Currently i am looking for installing satellite speakers and later adding tower speakers with svsound or hsu sub. I have selected few of them so need help in selecting them:

Klipsch quintet iv
energy take classic 
HSU Ventriloquist VT-12
sbs-02

Thanks.


----------



## Jungle Jack (Jul 28, 2009)

Hello,
I would absolutely go with the SBS-02.
Cheers,
JJ


----------



## nova (Apr 30, 2006)

From that list I'd also go with the SBS-02. For the price the Energy Take Classic's are a pretty good speaker.


----------



## roxy (Sep 11, 2011)

Thanks for the reply. Do you have any other suggestions that I should look for?


----------



## olddog (Dec 21, 2008)

We realy need to know what your driving them with. Then how your room is set up. Where is your main listening position in the middle ov the room or a sofa back against a wall?


----------



## MikeBiker (Jan 3, 2010)

It is my opinion that satellites contribute very little to the sound quality of a home theater. They exists to provide background sounds and to give a sense of 3-D to the presentation. Very little quality sounds are ever sent to them. That being said, I would get which ever ones look good to you and fit your price range.


----------



## olddog (Dec 21, 2008)

While true the information sent to the surrounds is not the same nor as full usually as what is sent to the mains, I would have to disagree that they do not provide sound quality and need to have a good freq. range. The 3D experience is the quest for great surround emersion in your vowing enjoyment and the proper type of speaker and placement in your surround environment is critical to making a large difference in your enjoyment. 
If that weren’t so then just go 2 channels.


----------



## Jungle Jack (Jul 28, 2009)

MikeBiker said:


> It is my opinion that satellites contribute very little to the sound quality of a home theater. They exists to provide background sounds and to give a sense of 3-D to the presentation. Very little quality sounds are ever sent to them. That being said, I would get which ever ones look good to you and fit your price range.


Hello,
In this application, the satellites are actually the term being used for the loudspeakers. In this case, they of course do make a profound impact on the overall sound.
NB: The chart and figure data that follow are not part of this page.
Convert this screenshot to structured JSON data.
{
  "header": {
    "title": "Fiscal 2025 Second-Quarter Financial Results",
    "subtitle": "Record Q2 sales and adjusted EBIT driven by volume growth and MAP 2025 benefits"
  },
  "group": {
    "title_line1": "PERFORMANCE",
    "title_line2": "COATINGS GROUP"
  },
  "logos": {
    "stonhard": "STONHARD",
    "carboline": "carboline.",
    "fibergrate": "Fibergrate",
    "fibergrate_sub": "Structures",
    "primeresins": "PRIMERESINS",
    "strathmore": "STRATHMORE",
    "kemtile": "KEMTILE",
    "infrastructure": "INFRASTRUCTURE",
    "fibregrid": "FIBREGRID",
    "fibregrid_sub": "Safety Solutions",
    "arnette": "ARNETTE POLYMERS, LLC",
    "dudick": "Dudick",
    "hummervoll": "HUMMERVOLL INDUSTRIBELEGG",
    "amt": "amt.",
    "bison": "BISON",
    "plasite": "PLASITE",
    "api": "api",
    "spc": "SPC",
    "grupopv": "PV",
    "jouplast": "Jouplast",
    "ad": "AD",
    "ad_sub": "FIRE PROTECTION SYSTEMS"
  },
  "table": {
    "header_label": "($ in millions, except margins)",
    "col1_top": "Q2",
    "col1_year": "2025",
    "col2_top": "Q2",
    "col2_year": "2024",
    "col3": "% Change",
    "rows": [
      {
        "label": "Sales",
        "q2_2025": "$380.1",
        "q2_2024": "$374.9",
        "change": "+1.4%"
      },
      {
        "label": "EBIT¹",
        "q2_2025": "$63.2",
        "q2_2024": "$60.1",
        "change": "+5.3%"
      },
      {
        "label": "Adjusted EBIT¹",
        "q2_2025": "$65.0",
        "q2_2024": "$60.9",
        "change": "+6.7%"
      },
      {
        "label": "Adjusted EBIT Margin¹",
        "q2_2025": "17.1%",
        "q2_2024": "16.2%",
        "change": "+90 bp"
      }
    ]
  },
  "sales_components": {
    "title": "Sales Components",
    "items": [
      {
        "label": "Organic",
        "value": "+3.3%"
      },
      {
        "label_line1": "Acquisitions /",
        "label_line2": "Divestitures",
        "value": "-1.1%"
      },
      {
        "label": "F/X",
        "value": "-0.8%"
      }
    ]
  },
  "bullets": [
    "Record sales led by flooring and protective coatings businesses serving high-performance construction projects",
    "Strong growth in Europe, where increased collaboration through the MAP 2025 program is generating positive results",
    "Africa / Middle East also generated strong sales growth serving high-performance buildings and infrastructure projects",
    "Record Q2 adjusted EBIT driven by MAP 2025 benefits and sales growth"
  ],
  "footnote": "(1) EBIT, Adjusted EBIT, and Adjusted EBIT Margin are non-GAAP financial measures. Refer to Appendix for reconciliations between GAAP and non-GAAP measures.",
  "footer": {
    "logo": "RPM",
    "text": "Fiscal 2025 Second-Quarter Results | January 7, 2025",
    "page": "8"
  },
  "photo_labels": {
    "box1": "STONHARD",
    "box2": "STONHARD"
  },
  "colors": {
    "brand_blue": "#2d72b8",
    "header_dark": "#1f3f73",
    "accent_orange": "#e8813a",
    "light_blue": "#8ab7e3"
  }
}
While the Surround Speakers might not make as much of a difference, the Front Left, Center Channel, and Front Right are quite important.

The Quartets are really small and is why many of us are recommending the SBS-02's which are a good bit bigger and are capable of playing to a much lower frequency. (58hz) While I think the SCS-02 would be an even better option for the Mains, the SBS-02 is more a Monitor or Bookshelf sized Speaker than a tiny satellite.
Cheers,
JJ


----------